The contest offered schools from each G-8 country -- except Russia, which had its own televised competition -- the chance to officially participate in the 2006 summit. Teams from more than 100 schools, 14 from the United States, submitted communiques.
Among the proposals submitted by the YinYangs:
* To reduce oil dependence, the G-8 countries should heavily tax petroleum and oil products and promote wider use of renewable energy sources.
* To combat the spread of infectious diseases, money from the Global Fund to Fight AIDS, Tuberculosis and Malaria and other foreign aid should be invested in building health clinics easily accessed by all people, and creating health-education programs for women.
* To promote education, the world's leading nations should tax industries that sell weapons to developing countries and funnel the revenue into training and hiring more teachers.
"We want our leaders to honor their promises and financial commitments" to foreign aid and the Global Fund, the students wrote. "By not lending a helping hand to developing countries, we are acting as contributors to the problem."
The group might never have gotten off the ground if Viannca and Kelly Velasquez, 15, had not been hanging out in Macaulay's classroom during a break one day earlier in the semester. Their teacher read them an e-mail describing the competition.
"If it interests you, let me know," she said. Only their immediate enthusiasm kept Macaulay from ignoring the item, she said. Instead, the girls brought the idea before their class and asked for volunteers who wanted to learn about global issues. Soon a team was meeting in Macaulay's classroom on Sundays.

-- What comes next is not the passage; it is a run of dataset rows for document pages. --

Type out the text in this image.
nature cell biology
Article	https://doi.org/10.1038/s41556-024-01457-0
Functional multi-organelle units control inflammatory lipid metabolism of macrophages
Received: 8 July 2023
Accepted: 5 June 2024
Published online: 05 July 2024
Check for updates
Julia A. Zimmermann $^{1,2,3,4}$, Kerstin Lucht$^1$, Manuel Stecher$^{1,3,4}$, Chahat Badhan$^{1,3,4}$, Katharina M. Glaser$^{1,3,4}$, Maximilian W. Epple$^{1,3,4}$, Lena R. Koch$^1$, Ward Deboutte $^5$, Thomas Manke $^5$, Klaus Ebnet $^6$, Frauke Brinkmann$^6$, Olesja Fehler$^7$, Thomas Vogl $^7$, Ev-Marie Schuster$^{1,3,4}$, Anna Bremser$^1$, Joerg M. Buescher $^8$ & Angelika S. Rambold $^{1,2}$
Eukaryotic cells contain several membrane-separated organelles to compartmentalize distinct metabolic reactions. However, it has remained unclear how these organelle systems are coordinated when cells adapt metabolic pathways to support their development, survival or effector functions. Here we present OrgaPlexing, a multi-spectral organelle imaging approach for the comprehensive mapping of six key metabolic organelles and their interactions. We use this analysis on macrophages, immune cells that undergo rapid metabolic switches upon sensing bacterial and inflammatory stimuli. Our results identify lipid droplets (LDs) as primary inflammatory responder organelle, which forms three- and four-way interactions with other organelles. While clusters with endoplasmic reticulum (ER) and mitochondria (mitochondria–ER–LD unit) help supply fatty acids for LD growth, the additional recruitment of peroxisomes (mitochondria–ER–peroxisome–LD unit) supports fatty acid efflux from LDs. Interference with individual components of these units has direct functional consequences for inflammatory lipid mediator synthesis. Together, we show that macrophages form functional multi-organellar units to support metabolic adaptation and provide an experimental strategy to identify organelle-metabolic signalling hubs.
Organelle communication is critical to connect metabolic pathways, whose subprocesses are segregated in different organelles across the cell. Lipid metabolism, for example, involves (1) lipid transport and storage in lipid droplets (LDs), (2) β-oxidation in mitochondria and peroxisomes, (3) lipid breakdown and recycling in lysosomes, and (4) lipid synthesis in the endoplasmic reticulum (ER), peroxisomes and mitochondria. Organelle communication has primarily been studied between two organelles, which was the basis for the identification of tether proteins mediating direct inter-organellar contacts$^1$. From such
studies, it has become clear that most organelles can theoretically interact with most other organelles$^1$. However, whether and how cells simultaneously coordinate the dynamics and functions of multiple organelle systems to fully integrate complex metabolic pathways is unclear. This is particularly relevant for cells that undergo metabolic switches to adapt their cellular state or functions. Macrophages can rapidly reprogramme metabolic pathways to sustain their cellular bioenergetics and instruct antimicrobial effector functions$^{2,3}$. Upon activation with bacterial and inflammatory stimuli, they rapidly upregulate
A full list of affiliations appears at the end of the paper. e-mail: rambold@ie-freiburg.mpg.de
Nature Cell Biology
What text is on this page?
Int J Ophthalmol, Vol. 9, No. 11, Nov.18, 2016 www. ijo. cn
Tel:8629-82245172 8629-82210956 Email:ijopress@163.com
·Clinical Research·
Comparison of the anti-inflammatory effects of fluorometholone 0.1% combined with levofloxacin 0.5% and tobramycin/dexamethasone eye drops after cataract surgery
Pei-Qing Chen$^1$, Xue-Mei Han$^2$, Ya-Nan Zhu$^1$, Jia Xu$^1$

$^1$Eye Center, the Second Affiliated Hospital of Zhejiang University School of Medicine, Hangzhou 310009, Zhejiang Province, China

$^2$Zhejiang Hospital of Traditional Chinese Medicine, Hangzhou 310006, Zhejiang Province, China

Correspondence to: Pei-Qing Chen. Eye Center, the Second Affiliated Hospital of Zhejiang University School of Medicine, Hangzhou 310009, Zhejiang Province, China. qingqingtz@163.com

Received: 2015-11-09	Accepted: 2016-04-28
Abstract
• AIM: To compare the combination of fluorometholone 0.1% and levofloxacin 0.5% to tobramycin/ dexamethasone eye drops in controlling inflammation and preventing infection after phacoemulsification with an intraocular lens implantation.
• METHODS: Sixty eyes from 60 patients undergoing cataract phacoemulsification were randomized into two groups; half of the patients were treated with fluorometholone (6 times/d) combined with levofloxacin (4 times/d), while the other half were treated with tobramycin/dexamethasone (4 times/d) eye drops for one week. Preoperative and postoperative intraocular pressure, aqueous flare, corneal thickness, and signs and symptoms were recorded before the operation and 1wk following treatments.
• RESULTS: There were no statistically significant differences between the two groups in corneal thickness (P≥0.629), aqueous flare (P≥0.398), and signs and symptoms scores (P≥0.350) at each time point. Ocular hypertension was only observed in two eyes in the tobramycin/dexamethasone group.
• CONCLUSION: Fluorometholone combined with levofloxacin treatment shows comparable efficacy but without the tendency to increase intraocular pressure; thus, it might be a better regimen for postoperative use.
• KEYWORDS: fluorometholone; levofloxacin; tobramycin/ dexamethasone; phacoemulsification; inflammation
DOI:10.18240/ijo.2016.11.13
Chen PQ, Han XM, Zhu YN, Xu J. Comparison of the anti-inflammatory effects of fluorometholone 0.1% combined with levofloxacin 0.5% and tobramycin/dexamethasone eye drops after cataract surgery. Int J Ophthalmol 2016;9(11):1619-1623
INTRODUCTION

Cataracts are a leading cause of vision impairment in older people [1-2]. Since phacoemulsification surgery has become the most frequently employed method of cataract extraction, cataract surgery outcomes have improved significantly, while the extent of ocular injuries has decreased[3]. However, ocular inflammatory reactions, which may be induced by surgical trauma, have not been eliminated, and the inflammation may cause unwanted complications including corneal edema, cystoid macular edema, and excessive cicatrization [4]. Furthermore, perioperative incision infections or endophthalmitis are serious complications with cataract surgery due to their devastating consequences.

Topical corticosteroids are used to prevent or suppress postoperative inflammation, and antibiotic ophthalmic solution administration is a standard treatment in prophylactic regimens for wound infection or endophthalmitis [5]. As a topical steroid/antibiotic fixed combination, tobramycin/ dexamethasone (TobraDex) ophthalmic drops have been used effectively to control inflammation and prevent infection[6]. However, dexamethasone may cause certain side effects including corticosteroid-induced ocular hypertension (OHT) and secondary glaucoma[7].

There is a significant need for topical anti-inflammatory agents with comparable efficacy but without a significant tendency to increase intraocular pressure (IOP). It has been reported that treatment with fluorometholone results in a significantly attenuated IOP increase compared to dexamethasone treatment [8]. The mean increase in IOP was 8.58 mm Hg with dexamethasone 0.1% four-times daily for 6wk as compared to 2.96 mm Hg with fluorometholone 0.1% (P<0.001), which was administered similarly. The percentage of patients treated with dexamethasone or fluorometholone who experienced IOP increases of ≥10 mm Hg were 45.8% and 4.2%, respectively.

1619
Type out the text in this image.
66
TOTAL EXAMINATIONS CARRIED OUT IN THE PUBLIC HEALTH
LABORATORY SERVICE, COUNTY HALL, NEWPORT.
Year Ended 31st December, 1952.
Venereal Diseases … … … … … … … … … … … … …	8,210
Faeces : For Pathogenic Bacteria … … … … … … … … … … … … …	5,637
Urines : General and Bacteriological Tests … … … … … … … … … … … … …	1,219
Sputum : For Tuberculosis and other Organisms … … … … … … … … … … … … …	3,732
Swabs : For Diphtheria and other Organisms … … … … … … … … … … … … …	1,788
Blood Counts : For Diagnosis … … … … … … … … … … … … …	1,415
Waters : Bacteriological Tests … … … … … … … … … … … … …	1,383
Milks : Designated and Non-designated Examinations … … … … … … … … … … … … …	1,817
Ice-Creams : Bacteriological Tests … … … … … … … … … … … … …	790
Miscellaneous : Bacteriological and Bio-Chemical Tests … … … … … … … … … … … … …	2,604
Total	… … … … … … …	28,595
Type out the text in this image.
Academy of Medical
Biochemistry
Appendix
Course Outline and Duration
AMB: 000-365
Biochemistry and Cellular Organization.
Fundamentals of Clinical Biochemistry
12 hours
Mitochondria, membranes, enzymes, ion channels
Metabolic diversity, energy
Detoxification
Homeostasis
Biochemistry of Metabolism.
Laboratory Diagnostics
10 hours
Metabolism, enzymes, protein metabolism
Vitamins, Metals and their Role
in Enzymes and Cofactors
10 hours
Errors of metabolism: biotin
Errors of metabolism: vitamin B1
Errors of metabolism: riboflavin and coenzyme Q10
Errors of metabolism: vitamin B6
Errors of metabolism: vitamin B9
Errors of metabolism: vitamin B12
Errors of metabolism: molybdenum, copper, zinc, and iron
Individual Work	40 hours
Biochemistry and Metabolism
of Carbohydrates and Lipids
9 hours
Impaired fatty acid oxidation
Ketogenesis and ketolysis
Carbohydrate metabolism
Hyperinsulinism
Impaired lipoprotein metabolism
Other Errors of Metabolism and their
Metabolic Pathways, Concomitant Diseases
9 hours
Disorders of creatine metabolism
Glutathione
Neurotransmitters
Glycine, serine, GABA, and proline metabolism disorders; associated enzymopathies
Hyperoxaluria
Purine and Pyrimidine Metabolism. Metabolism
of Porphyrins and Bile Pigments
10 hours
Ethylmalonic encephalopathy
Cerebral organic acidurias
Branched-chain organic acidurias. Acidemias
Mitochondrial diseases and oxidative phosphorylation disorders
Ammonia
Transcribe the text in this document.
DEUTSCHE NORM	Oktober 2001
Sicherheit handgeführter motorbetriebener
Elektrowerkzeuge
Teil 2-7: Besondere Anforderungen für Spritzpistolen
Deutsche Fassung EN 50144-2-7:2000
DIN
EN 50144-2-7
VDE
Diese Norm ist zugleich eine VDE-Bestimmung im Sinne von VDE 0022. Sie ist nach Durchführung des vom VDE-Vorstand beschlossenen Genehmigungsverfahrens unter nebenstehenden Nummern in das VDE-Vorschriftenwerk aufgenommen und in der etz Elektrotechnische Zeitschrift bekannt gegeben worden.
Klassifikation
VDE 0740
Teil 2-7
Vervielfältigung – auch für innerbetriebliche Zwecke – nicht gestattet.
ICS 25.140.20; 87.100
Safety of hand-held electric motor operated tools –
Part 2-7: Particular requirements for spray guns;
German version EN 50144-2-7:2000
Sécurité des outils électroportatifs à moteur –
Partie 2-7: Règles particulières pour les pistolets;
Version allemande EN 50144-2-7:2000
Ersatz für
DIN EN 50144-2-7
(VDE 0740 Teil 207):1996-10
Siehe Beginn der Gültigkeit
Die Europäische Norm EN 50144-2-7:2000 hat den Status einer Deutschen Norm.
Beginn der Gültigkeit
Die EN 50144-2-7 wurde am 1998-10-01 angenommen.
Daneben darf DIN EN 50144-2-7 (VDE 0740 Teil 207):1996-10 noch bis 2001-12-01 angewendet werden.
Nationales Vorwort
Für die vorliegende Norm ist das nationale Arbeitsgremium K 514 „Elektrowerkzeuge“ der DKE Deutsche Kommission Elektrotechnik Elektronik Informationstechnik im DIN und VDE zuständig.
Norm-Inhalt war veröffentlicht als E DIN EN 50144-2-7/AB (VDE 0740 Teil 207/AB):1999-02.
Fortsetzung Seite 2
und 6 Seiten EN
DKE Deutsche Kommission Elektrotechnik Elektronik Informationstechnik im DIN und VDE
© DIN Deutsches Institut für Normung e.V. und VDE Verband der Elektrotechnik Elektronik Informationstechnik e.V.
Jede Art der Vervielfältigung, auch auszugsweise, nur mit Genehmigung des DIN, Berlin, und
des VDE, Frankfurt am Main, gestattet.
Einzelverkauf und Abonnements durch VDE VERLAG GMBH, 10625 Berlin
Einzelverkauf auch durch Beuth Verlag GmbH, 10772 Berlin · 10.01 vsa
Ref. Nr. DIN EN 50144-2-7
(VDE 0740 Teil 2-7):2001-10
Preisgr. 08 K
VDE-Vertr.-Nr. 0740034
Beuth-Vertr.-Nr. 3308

"The very first Sunday, I remember I thought, 'Oh, this is going to be the joke's on me. They're not going to show up,' " said Macaulay, who teaches history and Advancement Via Individual Determination, the college-preparatory course the YinYangs were in.
But show up they did -- some even arrived early.
"These are not your top 2% kids of the sophomore class," Macaulay said. "These are just your average kids putting their best foot forward."
Each found a role. Edgar Hernandez, 16, found it difficult to speak up during meetings, sometimes letting his more vocal classmates take the lead, but he often chimed in with the perfect phrase when nothing sounded right during brainstorming sessions.
In May, When the original six members were looking for two more, they designed essay questions asking their classmates why they hadn't been involved from the start and what they would bring to the team, Viannca and Kelly said.
They conducted interviews to determine whether newcomers' personalities would fit their balance -- a concept that had inspired their team name. In the Taoist religion, yin and yang represent the balance that governs all of life and nature.
Other team members are Rigo Benitez, 15; Diana Perez, 16; and Shaunt Attarian, 15, replacing Bianca Zolimkhanian, 15, who was unable to attend.
Children will have to live with world leaders' decisions, so their participation is important, said Oliver Phillips, a communications officer for UNICEF, which helped organize the forum. "Children have a unique sort of perspective on a lot of global issues," one the G-8 leaders can benefit from, Phillips said. "We think it's vital they get to hear their views."
A planned videoconference between the Junior G8 members and students in Asia, Africa, the Middle East and Latin America will include young people from the developing world in the exchange too, he said.
The students' presence at the summit will give "a sense of engagement on something bigger than just the leaders talking to themselves," said Ann Veneman, UNICEF's executive director.